The taller woman shook her head. “It’s a shame when foreigners let their kids run wild.”

Her shorter companion nodded. “Though, it’s not their fault. Where are their parents?”

I rolled her eyes and turned to face the women. “Being brown and speaking English aren’t mutually exclusive.”

The women gasped, poised to insincerely apologize.

“Our parents are at home. My autistic sister wanted to go to Wal-Mart to get a new ball. She has the mental capacity of a toddler. Don’t even think about saying bless her heart, because people like you are full of shit.”

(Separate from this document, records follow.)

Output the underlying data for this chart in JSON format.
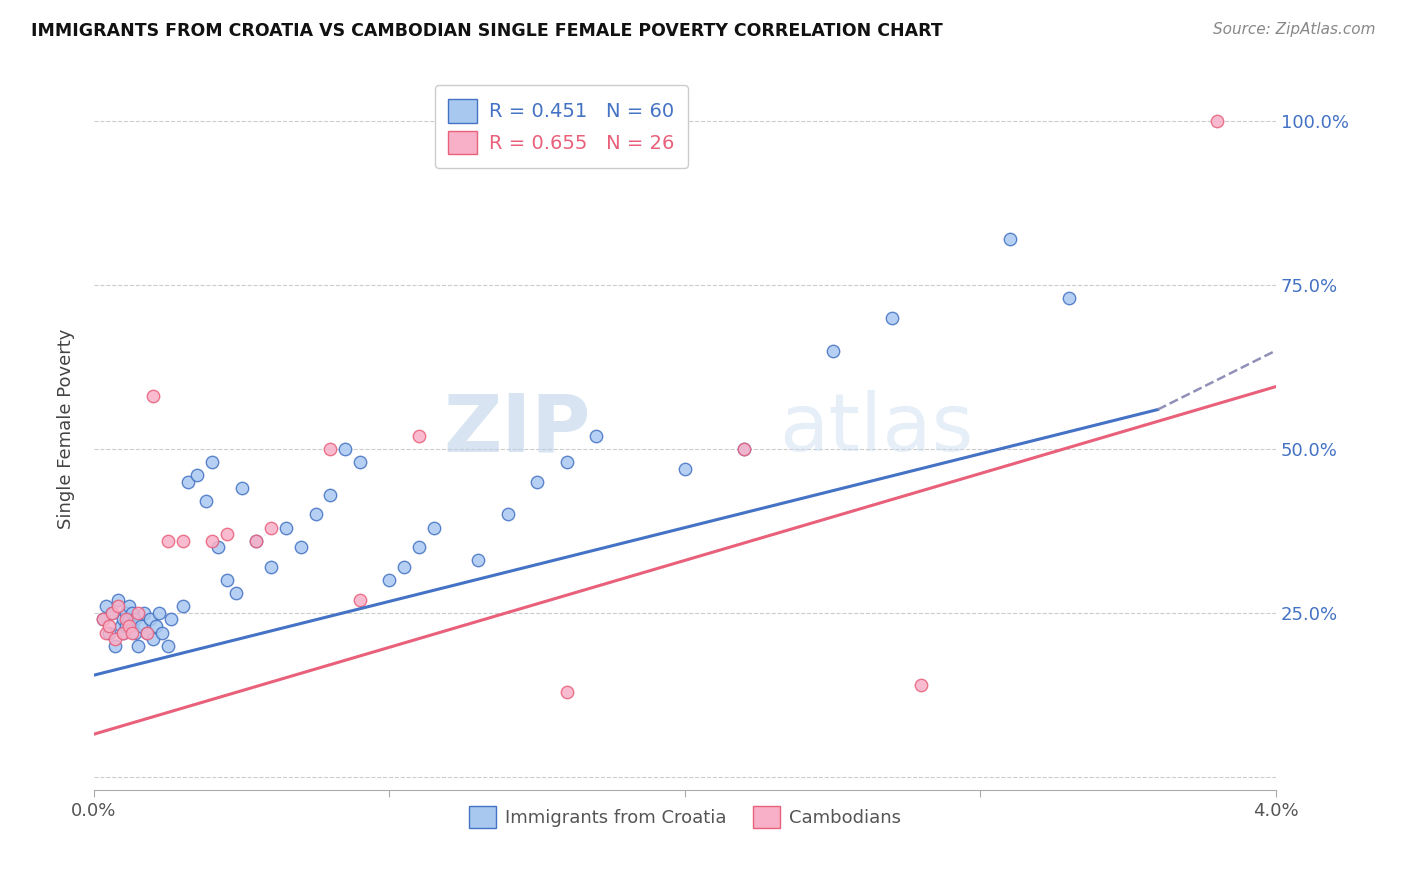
{
  "title": "IMMIGRANTS FROM CROATIA VS CAMBODIAN SINGLE FEMALE POVERTY CORRELATION CHART",
  "source": "Source: ZipAtlas.com",
  "ylabel": "Single Female Poverty",
  "ytick_positions": [
    0.0,
    0.25,
    0.5,
    0.75,
    1.0
  ],
  "xlim": [
    0.0,
    0.04
  ],
  "ylim": [
    -0.02,
    1.08
  ],
  "legend_r1": "R = 0.451",
  "legend_n1": "N = 60",
  "legend_r2": "R = 0.655",
  "legend_n2": "N = 26",
  "color_blue": "#A8C8F0",
  "color_pink": "#F8B0C8",
  "color_blue_line": "#4472C4",
  "color_pink_line": "#E8607A",
  "color_dash_line": "#9090B8",
  "color_ytick_label": "#4472C4",
  "watermark_color": "#C8D8F0",
  "blue_scatter_x": [
    0.0003,
    0.0004,
    0.0005,
    0.0006,
    0.0007,
    0.0008,
    0.0009,
    0.001,
    0.001,
    0.0011,
    0.0011,
    0.0012,
    0.0012,
    0.0013,
    0.0013,
    0.0014,
    0.0014,
    0.0015,
    0.0016,
    0.0017,
    0.0018,
    0.0019,
    0.002,
    0.0021,
    0.0022,
    0.0023,
    0.0025,
    0.0026,
    0.003,
    0.0032,
    0.0035,
    0.0038,
    0.004,
    0.0042,
    0.0045,
    0.0048,
    0.005,
    0.0055,
    0.006,
    0.0065,
    0.007,
    0.0075,
    0.008,
    0.0085,
    0.009,
    0.01,
    0.0105,
    0.011,
    0.0115,
    0.013,
    0.014,
    0.015,
    0.016,
    0.017,
    0.02,
    0.022,
    0.025,
    0.027,
    0.031,
    0.033
  ],
  "blue_scatter_y": [
    0.24,
    0.26,
    0.22,
    0.25,
    0.2,
    0.27,
    0.23,
    0.24,
    0.22,
    0.25,
    0.23,
    0.24,
    0.26,
    0.23,
    0.25,
    0.22,
    0.24,
    0.2,
    0.23,
    0.25,
    0.22,
    0.24,
    0.21,
    0.23,
    0.25,
    0.22,
    0.2,
    0.24,
    0.26,
    0.45,
    0.46,
    0.42,
    0.48,
    0.35,
    0.3,
    0.28,
    0.44,
    0.36,
    0.32,
    0.38,
    0.35,
    0.4,
    0.43,
    0.5,
    0.48,
    0.3,
    0.32,
    0.35,
    0.38,
    0.33,
    0.4,
    0.45,
    0.48,
    0.52,
    0.47,
    0.5,
    0.65,
    0.7,
    0.82,
    0.73
  ],
  "pink_scatter_x": [
    0.0003,
    0.0004,
    0.0005,
    0.0006,
    0.0007,
    0.0008,
    0.001,
    0.0011,
    0.0012,
    0.0013,
    0.0015,
    0.0018,
    0.002,
    0.0025,
    0.003,
    0.004,
    0.0045,
    0.0055,
    0.006,
    0.008,
    0.009,
    0.011,
    0.016,
    0.022,
    0.028,
    0.038
  ],
  "pink_scatter_y": [
    0.24,
    0.22,
    0.23,
    0.25,
    0.21,
    0.26,
    0.22,
    0.24,
    0.23,
    0.22,
    0.25,
    0.22,
    0.58,
    0.36,
    0.36,
    0.36,
    0.37,
    0.36,
    0.38,
    0.5,
    0.27,
    0.52,
    0.13,
    0.5,
    0.14,
    1.0
  ],
  "blue_line_x": [
    0.0,
    0.036
  ],
  "blue_line_y": [
    0.155,
    0.56
  ],
  "dash_line_x": [
    0.036,
    0.04
  ],
  "dash_line_y": [
    0.56,
    0.65
  ],
  "pink_line_x": [
    0.0,
    0.04
  ],
  "pink_line_y": [
    0.065,
    0.595
  ],
  "scatter_size": 80
}
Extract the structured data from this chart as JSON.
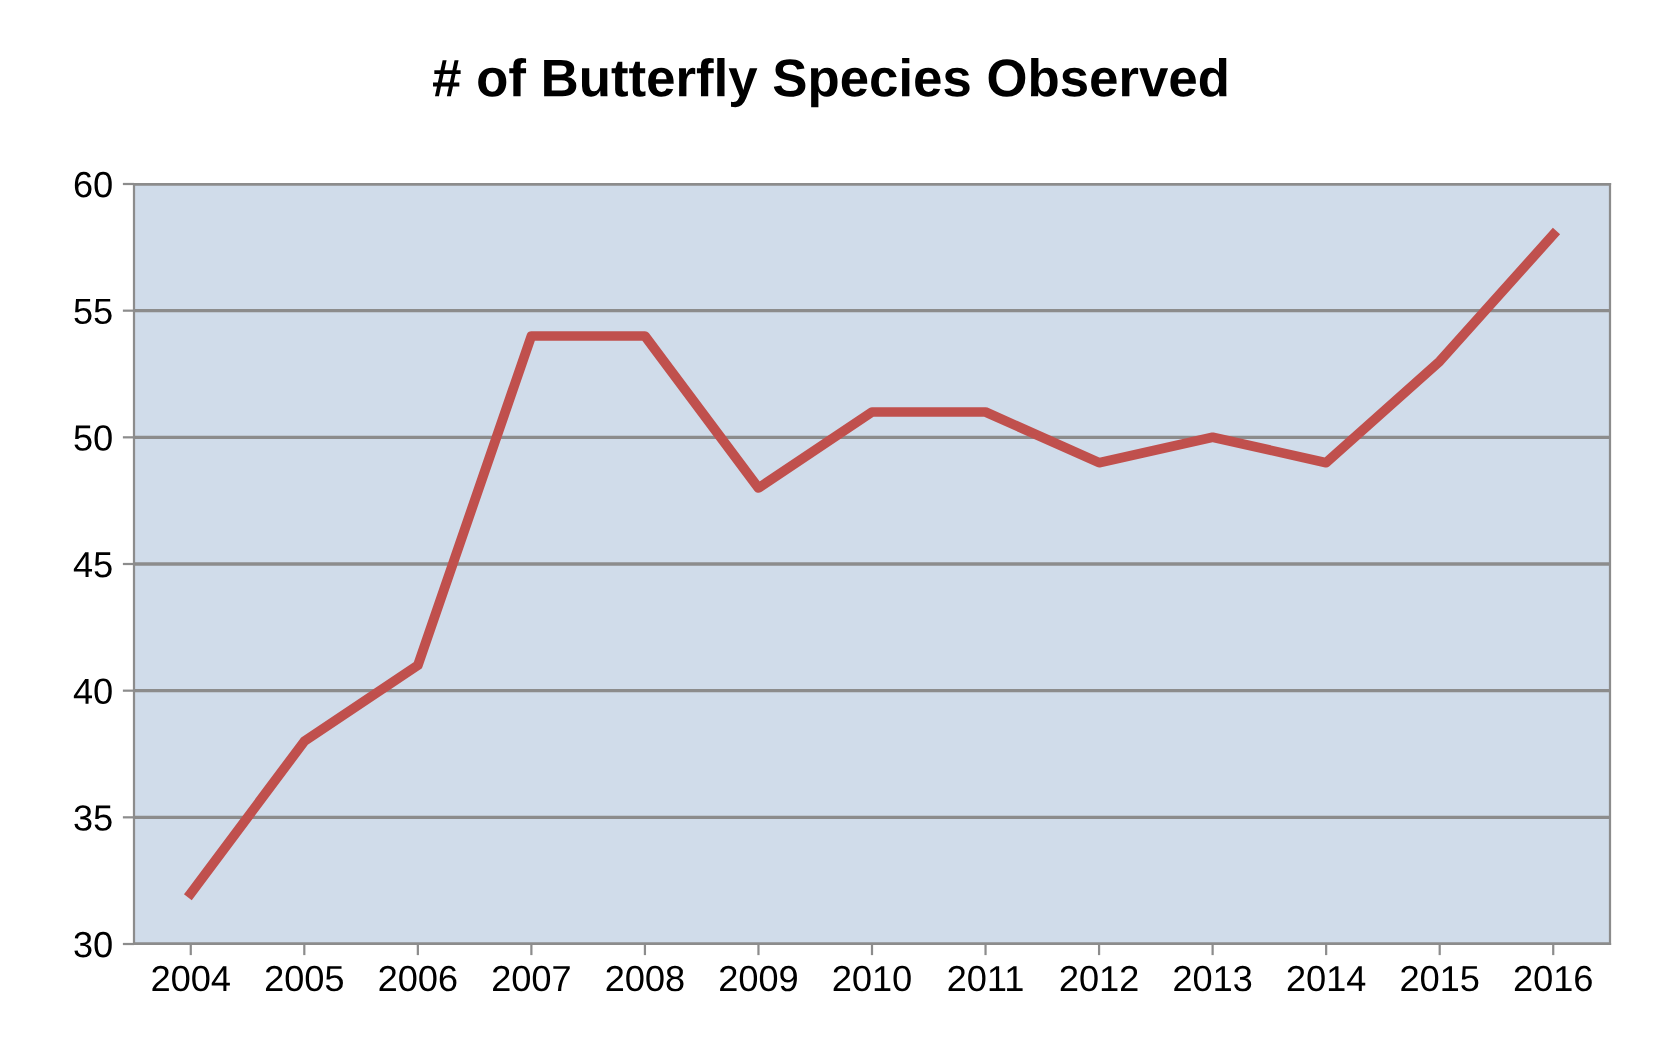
{
  "chart_data": {
    "type": "line",
    "title": "# of Butterfly Species Observed",
    "categories": [
      "2004",
      "2005",
      "2006",
      "2007",
      "2008",
      "2009",
      "2010",
      "2011",
      "2012",
      "2013",
      "2014",
      "2015",
      "2016"
    ],
    "series": [
      {
        "color": "#c0504d",
        "values": [
          32,
          38,
          41,
          54,
          54,
          48,
          51,
          51,
          49,
          50,
          49,
          53,
          58
        ]
      }
    ],
    "ylim": [
      30,
      60
    ],
    "yticks": [
      30,
      35,
      40,
      45,
      50,
      55,
      60
    ],
    "grid": "y",
    "legend": false,
    "marker": "none",
    "line_style": "solid"
  }
}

Brie giggled and tugged my arm. “Sammi — play ball?”

“Yes, Brie. We’ll play when we get home.”

Fall 2012: Alpharetta, Georgia

“Sammi’s room!” Brie hugged me and gestured upstairs.

Once in my room, I asked, “Brie, are you okay?”

Brie’s brow furrowed. “Yeah — Sammi’s room is fun. No Mommy.”

I stifled a laugh as we sat beside each other on my bed. Brie turned on her iPad and pulled up a photo of her with a black boy a couple of years younger.

“Who is that, Brie?”

“Dylan from Speech. He is nice and cute.”

As my little sister showed me more photos of her crush, I couldn’t help but laugh. In spite of our differences, we’re sisters. We don’t just share the same DNA; we also share the same taste in men.